Not a sound came as reply, and she collapsed to her knees in the snow. Her fingers
were beginning to go numb, and the tears of fright froze on her face. She did
not want to risk moving for fear that she might move further away from the camp,
but at the same time, she saw no merit in huddling in the snow until she froze
to death. She decided to seek out some sort of shelter, hoping she could last
out the night.
Cursing herself over and over again for her stupidity, she stumbled blindly in
the darkness, snow whipping at her face and winds trying to tear the cloak from
her shoulder. She tripped on a rather large clump of ice and went flying about
three feet, landing on her face in the powdery drifts, and pushed herself up onto
her elbows, spitting melting snow from her mouth.
“I’m going to die out here,” she realized, and the realization
tore through her like a sharp knife. She shuddered with fear and distress, and,
had she been a non-scientist, she probably would have burst into tears. As it
was, she began thinking of anything she could possibly do to keep herself alive
for a little bit longer, just long enough to find shelter. She scanned her surroundings
sharply and fruitlessly, since she could see less than five feet in front of her,
and clambered to her feet again.
“Think, Trine, think,” she commanded herself, sticking her hands in
her armpits and looking around. Her footprints had managed to mostly cover themselves
back up, and the only sign that anyone had been there was the dent where her body
had fallen and the glint of green in the snow.
Hold on. Glint of green? She didn’t wear jewelry, and certainly not anything
green. She dropped to her knees quickly and plucked the object out of the snow,
wiping it clean on her cloak and holding it close to her face, squinting at it.

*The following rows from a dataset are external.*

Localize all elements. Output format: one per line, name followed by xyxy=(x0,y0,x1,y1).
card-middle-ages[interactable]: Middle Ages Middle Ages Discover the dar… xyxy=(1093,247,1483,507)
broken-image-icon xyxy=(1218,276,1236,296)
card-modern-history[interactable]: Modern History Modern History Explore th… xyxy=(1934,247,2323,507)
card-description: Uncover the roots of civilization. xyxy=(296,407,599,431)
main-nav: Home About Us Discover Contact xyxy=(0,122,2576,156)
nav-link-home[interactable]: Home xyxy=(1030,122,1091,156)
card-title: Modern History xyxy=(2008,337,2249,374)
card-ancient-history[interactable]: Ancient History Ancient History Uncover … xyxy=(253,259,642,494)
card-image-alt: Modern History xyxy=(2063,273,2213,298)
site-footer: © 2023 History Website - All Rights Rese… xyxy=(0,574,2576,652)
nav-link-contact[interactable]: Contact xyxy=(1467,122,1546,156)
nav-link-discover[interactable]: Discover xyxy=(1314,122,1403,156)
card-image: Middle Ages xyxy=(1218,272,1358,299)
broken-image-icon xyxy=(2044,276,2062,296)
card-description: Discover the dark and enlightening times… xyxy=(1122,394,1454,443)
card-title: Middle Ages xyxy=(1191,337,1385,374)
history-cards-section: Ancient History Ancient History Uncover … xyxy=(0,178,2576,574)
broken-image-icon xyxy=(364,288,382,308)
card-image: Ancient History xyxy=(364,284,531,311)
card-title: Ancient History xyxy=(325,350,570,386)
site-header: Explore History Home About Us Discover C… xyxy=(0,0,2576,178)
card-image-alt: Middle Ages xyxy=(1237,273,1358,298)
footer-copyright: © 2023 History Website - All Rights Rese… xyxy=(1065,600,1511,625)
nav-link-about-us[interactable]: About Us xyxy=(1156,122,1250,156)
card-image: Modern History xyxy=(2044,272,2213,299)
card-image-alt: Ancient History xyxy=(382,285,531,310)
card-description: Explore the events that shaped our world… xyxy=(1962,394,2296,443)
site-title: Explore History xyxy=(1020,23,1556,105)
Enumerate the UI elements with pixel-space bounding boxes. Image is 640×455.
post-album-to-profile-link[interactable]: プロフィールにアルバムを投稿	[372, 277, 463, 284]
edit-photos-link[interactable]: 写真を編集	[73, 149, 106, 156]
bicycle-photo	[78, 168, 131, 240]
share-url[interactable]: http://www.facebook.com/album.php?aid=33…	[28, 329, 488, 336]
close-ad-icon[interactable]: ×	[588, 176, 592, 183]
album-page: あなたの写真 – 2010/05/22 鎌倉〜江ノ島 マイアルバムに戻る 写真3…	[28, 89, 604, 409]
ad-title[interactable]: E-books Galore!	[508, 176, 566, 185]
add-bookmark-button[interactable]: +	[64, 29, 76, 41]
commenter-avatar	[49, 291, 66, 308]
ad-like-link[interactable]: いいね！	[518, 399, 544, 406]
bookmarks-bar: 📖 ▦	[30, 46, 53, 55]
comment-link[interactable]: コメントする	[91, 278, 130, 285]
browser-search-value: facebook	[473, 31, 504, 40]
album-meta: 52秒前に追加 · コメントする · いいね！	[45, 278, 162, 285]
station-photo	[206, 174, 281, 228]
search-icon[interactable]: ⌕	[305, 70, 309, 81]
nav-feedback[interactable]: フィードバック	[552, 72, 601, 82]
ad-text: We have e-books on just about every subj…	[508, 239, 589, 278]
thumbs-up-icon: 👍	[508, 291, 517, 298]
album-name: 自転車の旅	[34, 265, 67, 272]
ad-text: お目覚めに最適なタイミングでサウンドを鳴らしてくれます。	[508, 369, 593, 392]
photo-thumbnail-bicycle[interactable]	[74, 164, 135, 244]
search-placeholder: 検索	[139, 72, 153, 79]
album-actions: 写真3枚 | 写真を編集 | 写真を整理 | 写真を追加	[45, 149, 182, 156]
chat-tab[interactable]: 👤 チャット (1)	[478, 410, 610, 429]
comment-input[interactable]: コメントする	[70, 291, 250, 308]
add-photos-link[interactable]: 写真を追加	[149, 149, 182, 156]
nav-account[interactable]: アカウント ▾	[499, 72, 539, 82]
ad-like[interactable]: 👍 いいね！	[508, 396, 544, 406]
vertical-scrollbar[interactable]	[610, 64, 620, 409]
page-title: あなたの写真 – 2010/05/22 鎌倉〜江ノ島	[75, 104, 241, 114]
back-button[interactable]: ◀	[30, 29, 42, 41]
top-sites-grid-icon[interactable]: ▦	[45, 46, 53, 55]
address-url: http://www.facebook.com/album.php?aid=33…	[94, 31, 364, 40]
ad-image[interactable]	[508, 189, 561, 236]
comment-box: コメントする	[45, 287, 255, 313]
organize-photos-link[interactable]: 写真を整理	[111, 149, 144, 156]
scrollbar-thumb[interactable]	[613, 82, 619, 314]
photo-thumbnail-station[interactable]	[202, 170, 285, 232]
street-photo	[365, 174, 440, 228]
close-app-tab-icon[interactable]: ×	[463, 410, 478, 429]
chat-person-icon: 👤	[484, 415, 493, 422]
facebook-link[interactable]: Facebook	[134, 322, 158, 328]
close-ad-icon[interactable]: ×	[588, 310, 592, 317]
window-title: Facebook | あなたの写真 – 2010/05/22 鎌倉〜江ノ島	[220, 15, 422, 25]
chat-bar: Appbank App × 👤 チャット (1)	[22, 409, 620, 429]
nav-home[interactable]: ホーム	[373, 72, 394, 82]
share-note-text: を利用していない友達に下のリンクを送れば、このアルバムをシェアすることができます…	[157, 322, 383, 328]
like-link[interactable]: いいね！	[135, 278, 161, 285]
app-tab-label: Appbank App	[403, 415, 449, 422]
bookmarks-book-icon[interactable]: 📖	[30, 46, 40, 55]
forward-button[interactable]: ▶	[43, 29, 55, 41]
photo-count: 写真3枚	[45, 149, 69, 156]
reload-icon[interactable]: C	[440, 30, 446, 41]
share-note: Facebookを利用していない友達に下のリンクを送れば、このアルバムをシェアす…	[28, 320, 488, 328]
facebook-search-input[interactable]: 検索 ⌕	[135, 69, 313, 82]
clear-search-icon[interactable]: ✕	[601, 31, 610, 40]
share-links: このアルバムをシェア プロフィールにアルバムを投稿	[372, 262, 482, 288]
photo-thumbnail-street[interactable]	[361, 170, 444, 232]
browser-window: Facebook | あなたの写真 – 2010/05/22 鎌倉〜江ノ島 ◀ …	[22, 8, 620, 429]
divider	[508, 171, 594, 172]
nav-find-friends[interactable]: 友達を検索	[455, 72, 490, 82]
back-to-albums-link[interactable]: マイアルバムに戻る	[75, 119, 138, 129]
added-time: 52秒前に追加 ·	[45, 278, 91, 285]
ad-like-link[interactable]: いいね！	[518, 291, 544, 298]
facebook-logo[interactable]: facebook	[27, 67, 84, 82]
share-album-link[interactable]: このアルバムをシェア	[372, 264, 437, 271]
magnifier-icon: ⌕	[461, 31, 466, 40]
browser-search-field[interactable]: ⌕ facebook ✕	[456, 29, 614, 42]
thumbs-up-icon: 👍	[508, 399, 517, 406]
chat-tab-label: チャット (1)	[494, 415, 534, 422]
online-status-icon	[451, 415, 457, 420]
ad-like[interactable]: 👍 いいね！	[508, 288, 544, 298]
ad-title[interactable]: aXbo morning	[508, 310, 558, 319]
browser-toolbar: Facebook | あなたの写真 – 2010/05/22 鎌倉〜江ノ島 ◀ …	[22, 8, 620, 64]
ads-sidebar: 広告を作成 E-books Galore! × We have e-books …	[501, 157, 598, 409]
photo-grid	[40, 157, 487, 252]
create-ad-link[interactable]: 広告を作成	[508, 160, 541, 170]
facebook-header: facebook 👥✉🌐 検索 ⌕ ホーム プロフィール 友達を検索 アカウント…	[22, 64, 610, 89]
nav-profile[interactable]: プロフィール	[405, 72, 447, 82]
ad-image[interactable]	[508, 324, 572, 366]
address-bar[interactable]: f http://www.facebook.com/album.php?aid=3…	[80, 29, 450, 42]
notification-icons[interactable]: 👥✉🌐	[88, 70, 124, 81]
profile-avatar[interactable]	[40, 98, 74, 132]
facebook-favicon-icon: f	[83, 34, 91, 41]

“Traveler from a distant land,” she read haltingly, trying desperately
to make out the tiny, carved letters. “To travel by four is impossible,
by five improbable, but six is truly magic – it is as simple as uttering
the word ‘Go’.”
As she read the odd saying out loud, she felt a jerk at her navel, as if someone
had hooked a cane through it, and the unmistakable rushing sensation of traveling
at incredible speeds. She squinched her eyes shut and wondered if this was a side
effect of hypothermia, or perhaps what dying felt like.
The rushing feeling seemed to go on for several moments, during which drawing
breath was a near impossible feat, so when the sensation stopped and she was thrown
violently to her knees, she found herself gasping and coughing, trying to regain
some semblance of normal breathing.
When the roaring sound in her ears stopped, she opened her eyes, and immediately
squinted as she found herself in a well-lighted, vibrantly green forest clearing.
The sound of a babbling brook made itself known behind her and to her right, and
bird song rang through the air so sweetly, she became convinced she was hallucinating.
It reminded her of home, in the Rocky Mountains, but amplified and perfected to
the nth degree.
She blinked several times, her eyelids feeling like heavy lead, and rolled her
eyes around to discern her location. “Wh-where am I?” she forced out,
her voice cracked and painful to hear.
“Milady, you have found yourself a very fortunate visitor in the Realm of
Lady Juliette,” replied a voice, gentle and sweet, with a strange accent
she could not make out. “We bid humble welcome to the Keeper of the Crystal.”